Tonight, the GOP is facing the abyss.
Sometimes, a political party faces an identity-altering choice. The Democrats did in 1948, when the growing power of the black vote in the North led to the party’s nominating Harry Truman, who had offended Southern sensibilities by integrating the armed services by executive order, and adopting a plank supporting civil rights in its 1948 presidential platform. That was the year when southern white Democrats formed the short-lived Dixiecrat Party and the Democrats lost the deep South states for the first time since the Civil War.
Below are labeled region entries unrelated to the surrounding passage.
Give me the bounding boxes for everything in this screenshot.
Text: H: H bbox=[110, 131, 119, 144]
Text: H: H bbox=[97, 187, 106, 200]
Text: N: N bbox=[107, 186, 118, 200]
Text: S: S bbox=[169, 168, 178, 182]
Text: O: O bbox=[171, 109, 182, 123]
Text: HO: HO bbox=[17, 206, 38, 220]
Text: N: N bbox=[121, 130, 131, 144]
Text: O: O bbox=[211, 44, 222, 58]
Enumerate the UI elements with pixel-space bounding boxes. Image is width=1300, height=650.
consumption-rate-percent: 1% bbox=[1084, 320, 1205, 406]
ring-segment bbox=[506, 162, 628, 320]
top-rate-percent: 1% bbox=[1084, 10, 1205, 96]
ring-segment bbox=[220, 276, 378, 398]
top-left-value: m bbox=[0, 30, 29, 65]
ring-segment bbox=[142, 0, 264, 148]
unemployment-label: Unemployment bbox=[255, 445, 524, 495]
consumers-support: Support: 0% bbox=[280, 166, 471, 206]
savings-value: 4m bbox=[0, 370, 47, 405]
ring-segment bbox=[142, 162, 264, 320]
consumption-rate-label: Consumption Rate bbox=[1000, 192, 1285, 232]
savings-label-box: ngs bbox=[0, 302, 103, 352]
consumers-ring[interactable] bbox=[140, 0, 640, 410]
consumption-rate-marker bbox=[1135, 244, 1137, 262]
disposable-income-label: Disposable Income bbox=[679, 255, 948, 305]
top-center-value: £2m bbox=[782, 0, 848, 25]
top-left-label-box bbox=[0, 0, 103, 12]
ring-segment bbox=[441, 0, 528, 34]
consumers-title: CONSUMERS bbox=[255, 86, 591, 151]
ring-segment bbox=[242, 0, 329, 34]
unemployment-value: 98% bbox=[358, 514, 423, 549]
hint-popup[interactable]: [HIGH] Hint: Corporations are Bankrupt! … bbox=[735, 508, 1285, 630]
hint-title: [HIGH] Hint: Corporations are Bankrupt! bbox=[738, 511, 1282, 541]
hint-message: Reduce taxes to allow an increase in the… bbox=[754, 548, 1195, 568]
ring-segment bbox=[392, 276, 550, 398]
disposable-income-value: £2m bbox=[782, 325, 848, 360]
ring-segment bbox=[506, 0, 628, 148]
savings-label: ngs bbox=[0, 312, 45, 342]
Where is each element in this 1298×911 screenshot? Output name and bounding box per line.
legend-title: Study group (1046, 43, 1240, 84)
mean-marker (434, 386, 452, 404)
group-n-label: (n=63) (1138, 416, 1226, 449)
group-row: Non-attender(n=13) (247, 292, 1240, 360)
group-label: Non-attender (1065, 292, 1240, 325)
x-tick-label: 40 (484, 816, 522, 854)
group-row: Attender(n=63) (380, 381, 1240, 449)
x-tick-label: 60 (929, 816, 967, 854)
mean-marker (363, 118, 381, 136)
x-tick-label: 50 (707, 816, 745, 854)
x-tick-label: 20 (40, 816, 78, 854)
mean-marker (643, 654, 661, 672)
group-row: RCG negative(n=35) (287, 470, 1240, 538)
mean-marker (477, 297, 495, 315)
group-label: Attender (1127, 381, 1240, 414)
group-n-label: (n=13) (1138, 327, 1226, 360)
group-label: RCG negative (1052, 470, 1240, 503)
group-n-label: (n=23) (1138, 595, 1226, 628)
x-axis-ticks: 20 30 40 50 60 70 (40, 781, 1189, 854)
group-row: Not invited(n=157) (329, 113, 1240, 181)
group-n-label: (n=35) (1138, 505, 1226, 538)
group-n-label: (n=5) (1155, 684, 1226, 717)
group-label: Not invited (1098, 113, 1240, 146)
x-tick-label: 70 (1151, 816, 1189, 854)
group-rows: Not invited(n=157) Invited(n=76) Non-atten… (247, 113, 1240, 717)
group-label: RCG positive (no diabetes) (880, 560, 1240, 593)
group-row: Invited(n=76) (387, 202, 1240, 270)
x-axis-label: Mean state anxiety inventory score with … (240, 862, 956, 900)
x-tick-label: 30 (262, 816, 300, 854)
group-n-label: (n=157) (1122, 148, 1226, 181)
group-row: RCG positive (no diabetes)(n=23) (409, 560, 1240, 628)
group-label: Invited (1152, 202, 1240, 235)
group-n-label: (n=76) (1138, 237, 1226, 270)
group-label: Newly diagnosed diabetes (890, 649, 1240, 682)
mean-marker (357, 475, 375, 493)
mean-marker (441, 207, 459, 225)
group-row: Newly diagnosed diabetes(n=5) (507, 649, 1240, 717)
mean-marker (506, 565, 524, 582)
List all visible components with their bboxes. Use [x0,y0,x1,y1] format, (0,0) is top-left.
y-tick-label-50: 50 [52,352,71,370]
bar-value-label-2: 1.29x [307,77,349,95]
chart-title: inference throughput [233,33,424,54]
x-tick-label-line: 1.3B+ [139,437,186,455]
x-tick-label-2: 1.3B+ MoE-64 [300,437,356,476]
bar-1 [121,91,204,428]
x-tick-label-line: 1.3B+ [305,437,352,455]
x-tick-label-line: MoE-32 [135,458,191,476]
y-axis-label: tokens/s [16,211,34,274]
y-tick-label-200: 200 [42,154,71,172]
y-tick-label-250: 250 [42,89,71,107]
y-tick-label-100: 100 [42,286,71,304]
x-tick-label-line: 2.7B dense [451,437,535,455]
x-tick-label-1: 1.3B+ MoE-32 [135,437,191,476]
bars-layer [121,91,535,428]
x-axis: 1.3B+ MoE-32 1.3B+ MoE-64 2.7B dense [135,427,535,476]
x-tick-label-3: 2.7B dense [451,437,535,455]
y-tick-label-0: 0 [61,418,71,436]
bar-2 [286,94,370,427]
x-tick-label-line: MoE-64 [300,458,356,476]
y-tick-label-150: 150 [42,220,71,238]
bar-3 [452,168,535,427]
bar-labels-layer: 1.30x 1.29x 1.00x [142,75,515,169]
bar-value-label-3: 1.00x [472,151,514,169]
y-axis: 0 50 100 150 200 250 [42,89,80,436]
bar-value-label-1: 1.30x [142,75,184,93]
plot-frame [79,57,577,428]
When the Democratic Party continued to turn away from segregationist whites and enacted civil rights acts in 1964 and 1965, LBJ said presciently that those actions would cost the party the South for a generation. He was right and more than right. The GOP capitalized on this with Richard Nixon’s “Southern Strategy.”
Today, thanks to the tape of Trump’s unrestrained, supremely vulgar and offensive comments about women, the Republican Party may be facing a similar identify-altering choice. The party has been accused of conducting a war on women for years, thanks to its retrograde policies concerning abortion; Trump already was losing to Clinton among women by a large margin.
Women constitute more than half of the electorate. The existential question the videotape presents to the GOP is this: if Trump continues to be the GOP nominee and if Republican leaders like Ryan, McConnell, and other officeholders continue to endorse him, will the Republican Party lose women for a generation?
The GOP is facing the abyss — and the abyss is looking back.